Сенчин не видел «маленького» человека целиком, а присматривался к нему с разных сторон. Изучал, а не изображал. Та же тема деревни раскрывалась, например, в повести «Малая жизнь» благодаря наблюдениям и рассуждениям главного героя, художника, в образе которого автор только и мог испытать эту «малую», постороннюю ему по смыслу модель существования.
Прочувствовать кожей то, во что вникал умом, удалось только тогда, когда Сенчину открылось глубинное родство «малой» и «большой» жизней. Как будто залечил разрыв, восстановив ток крови. Логика мысли слилась с логикой образа: драма семьи Елтышевых прожита как история, а не раскрыта как заданная ситуация. Эта история вовлекла в свое течение ключевые мотивы, которые перестали обозначать самих себя, зажив в деталях, разговорах, событиях.
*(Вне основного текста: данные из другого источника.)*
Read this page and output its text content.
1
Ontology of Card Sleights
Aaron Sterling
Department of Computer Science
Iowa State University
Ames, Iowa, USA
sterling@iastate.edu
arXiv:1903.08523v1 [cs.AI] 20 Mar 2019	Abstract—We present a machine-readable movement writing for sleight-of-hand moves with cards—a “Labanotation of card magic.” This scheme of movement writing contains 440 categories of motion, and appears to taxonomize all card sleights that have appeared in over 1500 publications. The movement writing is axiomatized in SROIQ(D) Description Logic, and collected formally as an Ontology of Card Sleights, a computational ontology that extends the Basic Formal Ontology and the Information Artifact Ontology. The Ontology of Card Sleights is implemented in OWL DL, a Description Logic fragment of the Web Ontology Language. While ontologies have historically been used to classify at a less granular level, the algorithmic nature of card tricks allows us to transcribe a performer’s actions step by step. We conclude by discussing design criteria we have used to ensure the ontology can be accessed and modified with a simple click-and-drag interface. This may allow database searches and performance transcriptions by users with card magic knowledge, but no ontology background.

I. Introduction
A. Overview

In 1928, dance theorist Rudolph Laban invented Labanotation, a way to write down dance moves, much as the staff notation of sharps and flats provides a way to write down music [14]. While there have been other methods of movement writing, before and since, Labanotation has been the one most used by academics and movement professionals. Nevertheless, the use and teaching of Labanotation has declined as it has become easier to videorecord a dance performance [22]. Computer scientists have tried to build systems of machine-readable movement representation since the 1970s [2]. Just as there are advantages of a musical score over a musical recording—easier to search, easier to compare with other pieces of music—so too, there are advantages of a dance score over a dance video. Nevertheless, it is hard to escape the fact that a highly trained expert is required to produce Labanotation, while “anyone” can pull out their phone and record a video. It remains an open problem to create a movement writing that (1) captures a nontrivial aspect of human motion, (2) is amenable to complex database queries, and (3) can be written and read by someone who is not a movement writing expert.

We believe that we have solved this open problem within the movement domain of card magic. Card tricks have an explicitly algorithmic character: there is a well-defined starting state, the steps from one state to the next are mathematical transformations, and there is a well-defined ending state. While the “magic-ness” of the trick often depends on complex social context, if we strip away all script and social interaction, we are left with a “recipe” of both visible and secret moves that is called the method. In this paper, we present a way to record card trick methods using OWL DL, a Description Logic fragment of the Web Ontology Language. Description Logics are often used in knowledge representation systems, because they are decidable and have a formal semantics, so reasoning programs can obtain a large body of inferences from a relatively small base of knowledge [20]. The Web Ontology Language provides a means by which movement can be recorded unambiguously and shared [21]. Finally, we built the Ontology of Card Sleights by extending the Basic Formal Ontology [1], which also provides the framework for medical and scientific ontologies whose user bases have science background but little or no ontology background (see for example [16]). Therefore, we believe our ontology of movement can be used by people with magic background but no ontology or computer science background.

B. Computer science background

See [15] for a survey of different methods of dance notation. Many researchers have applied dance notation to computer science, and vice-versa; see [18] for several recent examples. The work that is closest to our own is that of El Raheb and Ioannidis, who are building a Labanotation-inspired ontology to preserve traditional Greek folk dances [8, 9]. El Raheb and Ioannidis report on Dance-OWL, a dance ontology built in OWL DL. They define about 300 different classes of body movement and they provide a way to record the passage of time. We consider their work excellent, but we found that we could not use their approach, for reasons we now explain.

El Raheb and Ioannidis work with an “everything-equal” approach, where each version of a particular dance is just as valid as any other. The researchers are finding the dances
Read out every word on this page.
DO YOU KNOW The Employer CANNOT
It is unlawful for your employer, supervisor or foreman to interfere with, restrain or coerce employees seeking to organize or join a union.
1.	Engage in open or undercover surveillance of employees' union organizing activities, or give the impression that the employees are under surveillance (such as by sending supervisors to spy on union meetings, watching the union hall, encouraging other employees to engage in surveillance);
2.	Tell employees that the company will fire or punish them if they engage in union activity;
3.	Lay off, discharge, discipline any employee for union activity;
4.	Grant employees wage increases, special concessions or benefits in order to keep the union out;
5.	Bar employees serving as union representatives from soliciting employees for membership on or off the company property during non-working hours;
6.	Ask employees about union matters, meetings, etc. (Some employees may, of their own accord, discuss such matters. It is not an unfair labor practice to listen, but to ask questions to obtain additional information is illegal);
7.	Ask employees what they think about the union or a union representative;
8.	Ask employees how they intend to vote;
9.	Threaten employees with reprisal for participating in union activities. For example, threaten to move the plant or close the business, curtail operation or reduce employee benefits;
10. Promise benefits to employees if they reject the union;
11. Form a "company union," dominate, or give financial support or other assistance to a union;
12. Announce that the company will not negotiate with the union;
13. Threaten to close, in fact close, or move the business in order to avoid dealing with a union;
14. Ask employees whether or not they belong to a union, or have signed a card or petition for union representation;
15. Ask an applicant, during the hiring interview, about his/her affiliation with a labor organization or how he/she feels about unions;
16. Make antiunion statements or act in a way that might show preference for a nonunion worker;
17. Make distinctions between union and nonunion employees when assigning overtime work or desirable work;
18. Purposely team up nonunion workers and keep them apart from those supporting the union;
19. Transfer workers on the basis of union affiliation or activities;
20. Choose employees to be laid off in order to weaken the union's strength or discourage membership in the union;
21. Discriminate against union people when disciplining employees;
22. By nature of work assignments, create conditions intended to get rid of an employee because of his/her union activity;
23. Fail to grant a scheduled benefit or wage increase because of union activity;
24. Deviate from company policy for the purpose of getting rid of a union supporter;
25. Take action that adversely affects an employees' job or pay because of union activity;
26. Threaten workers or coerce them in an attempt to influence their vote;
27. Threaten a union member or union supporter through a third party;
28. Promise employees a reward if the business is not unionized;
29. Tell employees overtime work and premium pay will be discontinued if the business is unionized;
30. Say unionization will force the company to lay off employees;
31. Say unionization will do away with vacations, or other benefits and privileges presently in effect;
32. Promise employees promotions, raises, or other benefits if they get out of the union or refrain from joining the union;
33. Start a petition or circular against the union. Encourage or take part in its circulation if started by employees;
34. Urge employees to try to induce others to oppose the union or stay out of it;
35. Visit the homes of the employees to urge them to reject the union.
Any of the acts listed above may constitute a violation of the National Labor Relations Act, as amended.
Сам характер образов переменился: «толстоногая клава» из рассказа «Чужой», травля тараканов в «Погружении», девушка на фото в развлекательном журнальчике из «Афинских ночей», «норка» писательского стола из «Вперед и вверх…» — все это были плоды умозрения, иллюстрации к мысли, которые впечатляли, как может впечатлить удачно приведенный аргумент. Образы в «Елтышевых» не доказывают — а выражают. Они многозначней и в то же время более закрыты от толкований: они не значат, а существуют. «Съежившаяся от вещей и выросших сыновей, располневшей жены квартира»; «стеклянная тумбочка», которую глава семьи по переезде «бережно, но и словно на свалку, понес в избу»; «задранные» ноги «невесты», увенчавшие рандеву в предбаннике; «маленькая золотистая дынька», вкатившаяся в бедный список покупок осиротевшей старухи Елтышевой, — это одновременно и идеи: бренность вещей, искаженность плотского лика любви, хрупкая иллюзия земной радости, — и настоящие, прочно ощутимые, жалкие и дорогие, вынужденные к жизни явления реальности.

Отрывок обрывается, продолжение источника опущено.